Custodia Compartida

 

Cuando se produce la separación o el divorcio de los progenitores, el colegio se pregunta cómo resolver los conflictos que se llevan a las aulas tras el mismo.

El tipo de colegio (público, concertado o privado), las excursiones o las actividades extraescolares son decisiones de ambos progenitores. Tutorías por duplicado, autorizaciones firmadas por los dos progenitores o un informe sobre la bajada de notas como síntoma de que algo va mal en el régimen de visitas de unos padres separados. Recogidas en el colegio, avisos de fiebre, competiciones en fin de semana. Los divorcios han cambiado y complicado el trabajo de muchos colegios. En 2016, hubo 96.000 separaciones y la duración media de los matrimonios fue de 16 años. Con los niños en edad escolar obligatoria, eso significa que el colegio también es parte afectada en los divorcios.

 

¿Cómo puede influir en el colegio un divorcio envenenado?

 

A los juzgados llegan hasta quejas porque uno de los progenitores ha llenado las tardes de la custodia del otro de extraescolares.
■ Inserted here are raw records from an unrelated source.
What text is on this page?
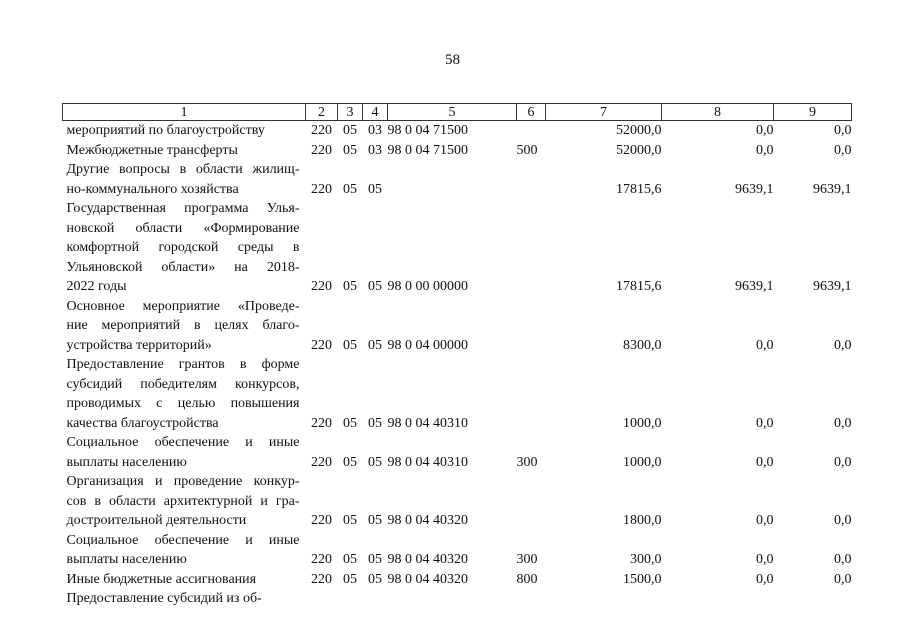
58
1	2	3	4	5	6	7	8	9

мероприятий по благоустройству	220	05	03	98 0 04 71500		52000,0	0,0	0,0

Межбюджетные трансферты	220	05	03	98 0 04 71500	500	52000,0	0,0	0,0

Другие вопросы в области жилищ-
но-коммунального хозяйства	220	05	05			17815,6	9639,1	9639,1

Государственная программа Улья-
новской области «Формирование
комфортной городской среды в
Ульяновской области» на 2018-
2022 годы	220	05	05	98 0 00 00000		17815,6	9639,1	9639,1

Основное мероприятие «Проведе-
ние мероприятий в целях благо-
устройства территорий»	220	05	05	98 0 04 00000		8300,0	0,0	0,0

Предоставление грантов в форме
субсидий победителям конкурсов,
проводимых с целью повышения
качества благоустройства	220	05	05	98 0 04 40310		1000,0	0,0	0,0

Социальное обеспечение и иные
выплаты населению	220	05	05	98 0 04 40310	300	1000,0	0,0	0,0

Организация и проведение конкур-
сов в области архитектурной и гра-
достроительной деятельности	220	05	05	98 0 04 40320		1800,0	0,0	0,0

Социальное обеспечение и иные
выплаты населению	220	05	05	98 0 04 40320	300	300,0	0,0	0,0

Иные бюджетные ассигнования	220	05	05	98 0 04 40320	800	1500,0	0,0	0,0

Предоставление субсидий из об-								
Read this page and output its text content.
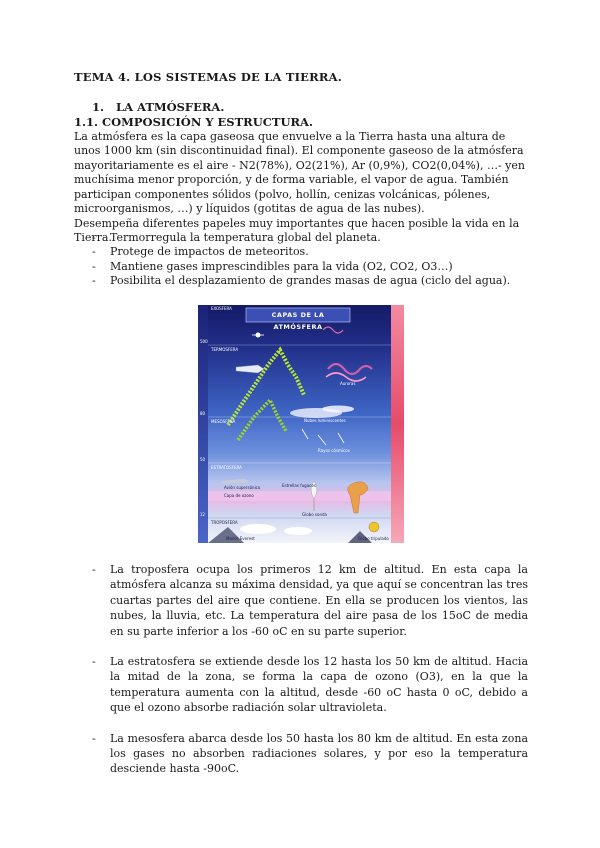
TEMA 4. LOS SISTEMAS DE LA TIERRA.
1. LA ATMÓSFERA.
1.1. COMPOSICIÓN Y ESTRUCTURA.

La atmósfera es la capa gaseosa que envuelve a la Tierra hasta una altura de unos 1000 km (sin discontinuidad final). El componente gaseoso de la atmósfera mayoritariamente es el aire - N2(78%), O2(21%), Ar (0,9%), CO2(0,04%), …- yen muchísima menor proporción, y de forma variable, el vapor de agua. También participan componentes sólidos (polvo, hollín, cenizas volcánicas, pólenes, microorganismos, …) y líquidos (gotitas de agua de las nubes).

Desempeña diferentes papeles muy importantes que hacen posible la vida en la Tierra.

- Termorregula la temperatura global del planeta.
- Protege de impactos de meteoritos.
- Mantiene gases imprescindibles para la vida (O2, CO2, O3…)
- Posibilita el desplazamiento de grandes masas de agua (ciclo del agua).
500
80
50
12
CAPAS DE LA ATMÓSFERA
EXOSFERA
TERMOSFERA
MESOSFERA
ESTRATOSFERA
TROPOSFERA
Capa de ozono
Nubes luminiscentes
Rayos cósmicos
Estrellas fugaces
Globo sonda
Auroras
Avión supersónico
Monte Everest	Globo tripulado
- La troposfera ocupa los primeros 12 km de altitud. En esta capa la atmósfera alcanza su máxima densidad, ya que aquí se concentran las tres cuartas partes del aire que contiene. En ella se producen los vientos, las nubes, la lluvia, etc. La temperatura del aire pasa de los 15oC de media en su parte inferior a los -60 oC en su parte superior.
- La estratosfera se extiende desde los 12 hasta los 50 km de altitud. Hacia la mitad de la zona, se forma la capa de ozono (O3), en la que la temperatura aumenta con la altitud, desde -60 oC hasta 0 oC, debido a que el ozono absorbe radiación solar ultravioleta.
- La mesosfera abarca desde los 50 hasta los 80 km de altitud. En esta zona los gases no absorben radiaciones solares, y por eso la temperatura desciende hasta -90oC.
Hay jueces que pierden la paciencia.

 

Sin acuerdo, las víctimas son los niños y el trabajo extra cae en muchos centros. Se pueden quedar sin excursiones, sin extraescolares o sin un cambio de colegio como alguno de los progenitores sólo tenga en la cabeza fastidiar. Ahora los colegios se andan con mucho cuidado, años después de que empezaran a brotar los problemas y verse inmersos en dinámicas judiciales.

 

Dos casos reales:

1.- Una madre que tiene la custodia de sus dos hijos decide mudarse de casa, lejos del colegio de los menores pero al lado del mar. Al padre de los niños le pareció mal, porque él sí vivía cerca del centro escolar. Asunto zanjado: los niños no se cambian de centro escolar. La madre podría haber acudido al juez y que se escuchara a los dos progenitores, pero prefirió no meter a los niños en ese lío.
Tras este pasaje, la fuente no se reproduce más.